# Saturday night eyes



## foxbites (Mar 15, 2010)

Not been a typical November for numbers for me this fall. The ones that are biting are good ones. Only caught 4 last night. All released!


----------



## ristorap (Mar 6, 2013)

Nice saugeye


----------



## cane pole (Nov 27, 2011)

Man that's a good one!!!!


----------



## Saugeyefisher (Jul 19, 2010)

Great looking fish! Im still looking for that big momma this season. Plenty of 21-23" ers just not bigger yet... had my shot once last week but failed....

Good job!!!


----------



## Fisherman 3234 (Sep 8, 2008)

Awesome job!!!


----------



## foxbites (Mar 15, 2010)

Saugeyefisher said:


> Great looking fish!
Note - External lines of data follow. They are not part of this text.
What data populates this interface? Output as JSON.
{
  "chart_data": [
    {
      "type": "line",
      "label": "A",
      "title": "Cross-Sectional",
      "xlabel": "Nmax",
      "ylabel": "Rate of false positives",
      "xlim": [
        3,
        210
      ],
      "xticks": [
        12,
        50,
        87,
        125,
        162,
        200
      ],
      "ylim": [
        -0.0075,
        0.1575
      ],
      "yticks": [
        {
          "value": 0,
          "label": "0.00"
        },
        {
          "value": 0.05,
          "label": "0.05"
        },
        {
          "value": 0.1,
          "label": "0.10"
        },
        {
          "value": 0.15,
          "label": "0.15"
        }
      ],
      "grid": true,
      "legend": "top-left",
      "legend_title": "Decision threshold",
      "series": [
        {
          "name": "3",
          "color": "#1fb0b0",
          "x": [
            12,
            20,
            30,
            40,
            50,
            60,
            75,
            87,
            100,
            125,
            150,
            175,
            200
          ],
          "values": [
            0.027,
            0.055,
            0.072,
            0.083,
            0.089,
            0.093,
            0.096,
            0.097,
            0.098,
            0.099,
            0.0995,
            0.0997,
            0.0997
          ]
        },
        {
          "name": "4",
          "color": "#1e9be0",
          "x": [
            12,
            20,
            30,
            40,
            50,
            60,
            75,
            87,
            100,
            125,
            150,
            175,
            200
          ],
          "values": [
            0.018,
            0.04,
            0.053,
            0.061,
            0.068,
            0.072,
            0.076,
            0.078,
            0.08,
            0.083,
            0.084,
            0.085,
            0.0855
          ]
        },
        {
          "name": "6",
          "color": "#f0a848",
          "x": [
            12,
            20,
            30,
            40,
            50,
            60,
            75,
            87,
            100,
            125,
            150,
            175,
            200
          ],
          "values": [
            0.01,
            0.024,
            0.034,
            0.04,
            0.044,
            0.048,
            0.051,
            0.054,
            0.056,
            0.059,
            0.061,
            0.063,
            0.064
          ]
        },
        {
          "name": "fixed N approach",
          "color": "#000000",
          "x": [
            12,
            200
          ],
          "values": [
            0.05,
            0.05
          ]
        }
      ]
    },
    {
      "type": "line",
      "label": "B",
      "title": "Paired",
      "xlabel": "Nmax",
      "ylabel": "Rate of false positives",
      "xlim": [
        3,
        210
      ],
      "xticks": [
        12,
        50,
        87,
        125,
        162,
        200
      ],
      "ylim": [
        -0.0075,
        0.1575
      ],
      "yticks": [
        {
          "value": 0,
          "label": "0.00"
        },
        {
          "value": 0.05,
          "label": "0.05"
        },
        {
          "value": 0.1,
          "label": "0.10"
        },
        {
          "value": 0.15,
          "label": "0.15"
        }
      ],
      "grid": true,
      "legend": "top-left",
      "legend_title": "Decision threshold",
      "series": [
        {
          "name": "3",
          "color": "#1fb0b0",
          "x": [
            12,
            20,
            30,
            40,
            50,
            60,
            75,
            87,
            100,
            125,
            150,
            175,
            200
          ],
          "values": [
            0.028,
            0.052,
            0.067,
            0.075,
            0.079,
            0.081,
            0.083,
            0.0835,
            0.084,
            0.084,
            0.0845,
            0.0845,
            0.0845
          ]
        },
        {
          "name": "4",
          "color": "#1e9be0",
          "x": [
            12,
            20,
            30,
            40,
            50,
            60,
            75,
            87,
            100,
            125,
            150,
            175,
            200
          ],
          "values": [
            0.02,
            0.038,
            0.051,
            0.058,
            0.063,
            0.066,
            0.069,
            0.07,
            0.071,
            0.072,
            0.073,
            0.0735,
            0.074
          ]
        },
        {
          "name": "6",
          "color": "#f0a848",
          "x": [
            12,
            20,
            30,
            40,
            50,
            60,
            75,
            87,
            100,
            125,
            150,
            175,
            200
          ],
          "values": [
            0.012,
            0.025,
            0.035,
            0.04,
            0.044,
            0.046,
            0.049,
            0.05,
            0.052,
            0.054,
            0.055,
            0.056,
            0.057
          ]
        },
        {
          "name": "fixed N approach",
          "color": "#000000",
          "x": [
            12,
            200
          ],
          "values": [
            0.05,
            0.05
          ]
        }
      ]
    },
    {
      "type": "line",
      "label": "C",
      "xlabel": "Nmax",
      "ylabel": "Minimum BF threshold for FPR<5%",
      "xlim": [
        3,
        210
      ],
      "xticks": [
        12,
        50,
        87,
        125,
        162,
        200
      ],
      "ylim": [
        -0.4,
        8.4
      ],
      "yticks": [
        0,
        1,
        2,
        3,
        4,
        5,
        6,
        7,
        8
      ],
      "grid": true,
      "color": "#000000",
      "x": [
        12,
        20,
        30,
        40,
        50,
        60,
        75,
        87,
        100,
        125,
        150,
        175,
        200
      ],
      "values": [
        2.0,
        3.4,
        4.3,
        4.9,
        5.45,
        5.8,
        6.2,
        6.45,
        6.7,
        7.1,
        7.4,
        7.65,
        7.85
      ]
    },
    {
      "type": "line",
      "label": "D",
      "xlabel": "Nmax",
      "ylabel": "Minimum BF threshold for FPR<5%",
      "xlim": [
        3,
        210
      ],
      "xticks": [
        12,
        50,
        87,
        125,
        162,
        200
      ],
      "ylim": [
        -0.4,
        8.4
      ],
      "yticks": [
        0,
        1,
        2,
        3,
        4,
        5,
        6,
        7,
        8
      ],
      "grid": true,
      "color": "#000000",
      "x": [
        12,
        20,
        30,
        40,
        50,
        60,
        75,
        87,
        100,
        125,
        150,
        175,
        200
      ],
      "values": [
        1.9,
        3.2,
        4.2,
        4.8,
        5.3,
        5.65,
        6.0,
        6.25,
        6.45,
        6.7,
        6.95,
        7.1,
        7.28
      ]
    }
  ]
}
Im still looking for that big momma this season. Plenty of 21-23" ers just not bigger yet... had my shot once last week but failed....
> 
> Good job!!!


It's still early! You have all winter. I normally get the biggest of the year in January and February


----------



## Skippy (Dec 2, 2009)

Good ones. At least your into some real nice eyes. My last few times out have been more or less dink city. Still early yet like you said.


----------



## Sampy67 (Oct 24, 2008)

Good job!


----------